HDAC inhibitors exert potent anti-tumorigenic and anti-inflammatory activity. Their effects are selective for transformed cells, and we recently demonstrated that transformation of epithelial cells with k-Ras sensitizes cells to HDACi induced apoptosis. The aim of this study was to determine whether the ability of HDACi to modulate signaling by a major pro-inflammatory cytokine, TNFα, is also restricted to cells that harbor mutant k-Ras. We used the system of two isogenic cell lines that differ by the presence of mutant k-Ras, HCT116 and Hke3 cells. Treatment of cells with TNFα alone did not induce apoptosis; however HDACi potentiated TNFα-induced apoptosis in both HCT116 and Hke3 cells. Thus, the ability of HDACi to sensitize cells to TNFα-induced apoptosis appears to be k-Ras independent. We demonstrated that HDACi inhibited TNFα-induced NF-κB transcriptional and DNA binding activity in both cell lines, underlying the increased apoptosis in cells treated with both agents.
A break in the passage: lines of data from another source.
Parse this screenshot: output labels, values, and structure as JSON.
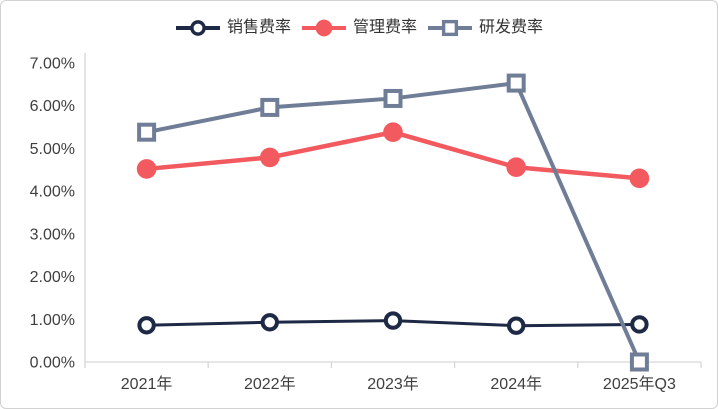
{
  "chart_data": {
    "type": "line",
    "categories": [
      "2021年",
      "2022年",
      "2023年",
      "2024年",
      "2025年Q3"
    ],
    "series": [
      {
        "name": "销售费率",
        "color": "#1e2945",
        "marker": "open-circle",
        "line_width": 3,
        "values": [
          0.86,
          0.93,
          0.97,
          0.85,
          0.88
        ]
      },
      {
        "name": "管理费率",
        "color": "#f25a5f",
        "marker": "filled-circle",
        "line_width": 4.5,
        "values": [
          4.52,
          4.79,
          5.38,
          4.56,
          4.3
        ]
      },
      {
        "name": "研发费率",
        "color": "#6f7d96",
        "marker": "open-square",
        "line_width": 4,
        "values": [
          5.38,
          5.96,
          6.17,
          6.53,
          0.0
        ]
      }
    ],
    "ylim": [
      0,
      7
    ],
    "ytick_labels": [
      "0.00%",
      "1.00%",
      "2.00%",
      "3.00%",
      "4.00%",
      "5.00%",
      "6.00%",
      "7.00%"
    ],
    "legend_position": "top",
    "grid": false,
    "axis_color": "#d6d6d6",
    "tick_label_color": "#3f3f3f"
  }
}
We showed that overexpression of HDAC2 enhanced TNFα-induced NF-κB activity and that silencing of HDAC2 decreased NF-κB activity. Finally, silencing of HDAC2 expression was sufficient to sensitize colon cancer cells to TNFα-induced apoptosis. The ability of HDACi to interfere with NF-κB activity is likely to contribute to their potent anti-tumorigenic and anti-inflammatory activity.